Operating system kernel code is generally immutable. This trend is unfortunate, because a kernel that can insert (and later remove) code at run-time has many uses, including performance measurement, debugging, code coverage, run-time installation of patches, and run-time optimizations. The research in this dissertation investigates dynamic (run-time) kernel instrumentation and its applications in the areas of kernel profiling and code evolution. We have implemented dynamic kernel instrumentation, a kernel performance monitor, and a run-time kernel optimizer in a system called KernInst.; The first component of this dissertation investigates fine-grained dynamic kernel instrumentation, a technology to dynamically modify kernel code. We have designed two primitives for run-time kernel code modification, splicing, which inserts instrumentation code, and code replacement , which replaces a function's code. A part of the KernInst system called kerninstd implements fine-grained dynamic instrumentation for Solaris UltraSPARC kernels.; The second component of this dissertation is the collection of techniques and algorithms for using dynamic instrumentation to obtain kernel performance information. The first techniques are the design and implementation of efficient instrumentation code to obtain counts, elapsed times, and virtual times of kernel code.
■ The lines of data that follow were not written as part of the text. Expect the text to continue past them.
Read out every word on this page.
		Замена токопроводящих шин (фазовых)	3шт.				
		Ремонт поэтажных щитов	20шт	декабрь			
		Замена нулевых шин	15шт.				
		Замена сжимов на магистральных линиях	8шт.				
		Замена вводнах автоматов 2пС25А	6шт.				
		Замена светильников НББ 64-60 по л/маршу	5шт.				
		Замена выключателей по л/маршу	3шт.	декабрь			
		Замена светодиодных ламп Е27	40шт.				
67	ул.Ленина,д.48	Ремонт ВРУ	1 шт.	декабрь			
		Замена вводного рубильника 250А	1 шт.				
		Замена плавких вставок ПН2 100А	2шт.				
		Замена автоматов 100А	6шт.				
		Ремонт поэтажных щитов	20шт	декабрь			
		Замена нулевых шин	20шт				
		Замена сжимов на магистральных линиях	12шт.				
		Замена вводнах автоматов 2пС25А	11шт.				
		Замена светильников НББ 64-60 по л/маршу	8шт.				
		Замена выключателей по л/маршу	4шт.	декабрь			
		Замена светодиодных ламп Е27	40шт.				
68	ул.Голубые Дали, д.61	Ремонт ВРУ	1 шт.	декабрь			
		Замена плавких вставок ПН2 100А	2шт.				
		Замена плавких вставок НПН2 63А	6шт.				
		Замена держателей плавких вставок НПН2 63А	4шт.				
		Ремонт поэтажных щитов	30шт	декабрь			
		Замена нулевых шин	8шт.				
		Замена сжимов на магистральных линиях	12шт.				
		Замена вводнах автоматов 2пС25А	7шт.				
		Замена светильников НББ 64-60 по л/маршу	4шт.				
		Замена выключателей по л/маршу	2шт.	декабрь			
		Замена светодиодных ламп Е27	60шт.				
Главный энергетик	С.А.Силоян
This dissertation also presents a means to effectively calculate an estimate of kernel control flow graph counts from basic block counts. These techniques and algorithms are embodied in a kernel performance tool called kperfmon. A case study describes how kperfmon helped to understand and improve the performance of a Web proxy server.; The final component of this dissertation introduces the concept of evolving code in a commodity operating system. An evolving kernel changes it code at run-time, in response to the measured environment. KernInst provides a technological infrastructure that enables commodity kernels to evolve. As a proof of concept, we describe an automated kernel run-time version of the code positioning I-cache optimization. We have applied run-time code positioning to the TCP read-side stream processing routine tcp_rput_data . Code positioning reduces the time that tcp_rput_data waits for I-cache misses by 35%, reduces its execution time by 17%, and improves its instructions per cycle by 36%.